By Lwazi Nongauza
Final preparations are underway for Marshall Hendricks who is set to start a full time five year lecturing role at Leeds University.
The young electronic engineering genius specialist is the first young African person whose excellent hard work and rare electronics niche knowledge is being imported by the 115 year old iconic European leading university.
The Cape Town based Activator is expected to jet off to the leading British institution at the end of February. The young social change driver who experienced a minor setback will be assessed by a physio to check the extent of the injury. The checkup and the report will hopefully clear him to embark on his life changing experience.
Together with England based season academia expert Dr. Morris, Hendricks will be imparting his micro-electronics knowledge to thousands of UK based learners.
Hendricks joins a long list of Activators (like Isasiphenkosi Mdingi who is doing her doctorate, Gladys and Sesinyi who is doing medicine in Cuba) who have advanced their academic journey all over the world. In an exclusive interview with Activate Leadership, the delighted Activator revealed how the opportunity came about; his plan on leveraging on skills; and networks that will come with this opportunity.

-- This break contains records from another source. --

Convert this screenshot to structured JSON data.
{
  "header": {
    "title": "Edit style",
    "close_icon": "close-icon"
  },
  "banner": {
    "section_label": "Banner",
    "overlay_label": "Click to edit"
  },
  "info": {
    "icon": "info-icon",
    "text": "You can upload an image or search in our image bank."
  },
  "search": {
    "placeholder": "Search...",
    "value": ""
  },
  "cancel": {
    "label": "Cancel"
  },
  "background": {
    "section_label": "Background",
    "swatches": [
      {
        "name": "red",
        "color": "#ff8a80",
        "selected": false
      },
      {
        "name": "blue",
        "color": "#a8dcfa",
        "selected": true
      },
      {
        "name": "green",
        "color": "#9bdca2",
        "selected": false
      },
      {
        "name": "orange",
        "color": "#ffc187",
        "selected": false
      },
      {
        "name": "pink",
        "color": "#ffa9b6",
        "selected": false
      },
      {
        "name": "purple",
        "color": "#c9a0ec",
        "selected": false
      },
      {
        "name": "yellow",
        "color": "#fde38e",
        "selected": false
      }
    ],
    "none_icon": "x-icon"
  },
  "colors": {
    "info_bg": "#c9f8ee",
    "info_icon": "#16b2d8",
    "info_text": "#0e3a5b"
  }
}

How did you get this opportunity?
I hold a microelectronics qualification from University of Cape Town, possess people management skills and I have a teaching work background. Therefore I guess those well-documented credentials earned me this opportunity. Dr. Morris (who is also one of the lectures from Leeds University) and I met through one of the microelectronics community skills transfers. She was extremely impressed by my skills. She informed her fellow colleagues and I was later formally invited by Leeds university to join their lecturing team.
How will you use this opportunity to advance your social change driving mission?

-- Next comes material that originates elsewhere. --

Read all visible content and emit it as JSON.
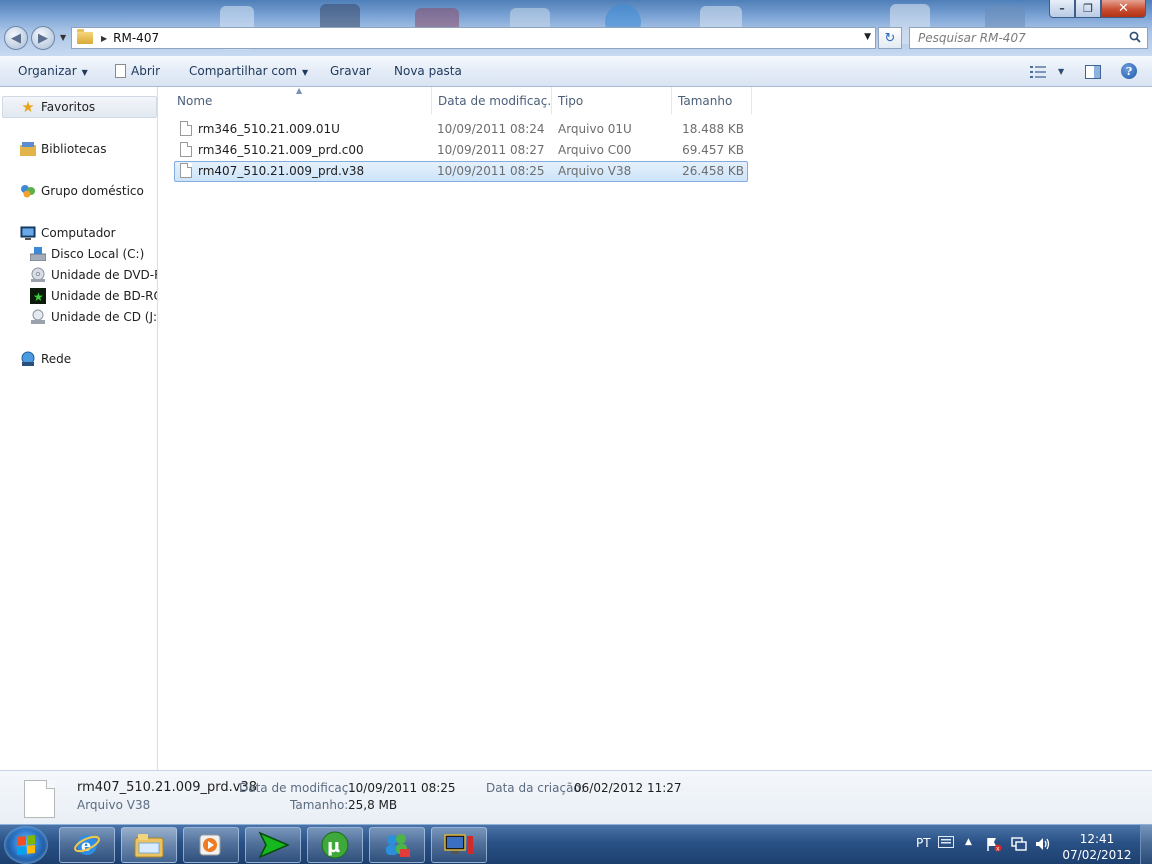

I know very well that this is once in a lifetime golden opportunity with many positive prospects. So I have lined up a number of activities that allow me to impart my knowledge to students, learn as much as I can from everyone I meet, set up long lasting strategic relationships that will empower myself and the neglected members of society who have thrown their lives to harmful substances and violence.
What are you intending to do when you are done with lecturing at Leeds University?
Obviously to come back home to South Africa and try to impart my United Kingdom earned knowledge. I would also like to open an electronics focus foundation that will assist poor talented and deserving kids to make their electronics to become a reality. The foundation will empower these great minds with practical training, bursary and electronics industry entry work experience.
This dream off course depends on the social and political environment and whether it is conducive enough. There also needs to be willing, strategic people and institutions within and outside the South Africa who are happy to collaborate with me.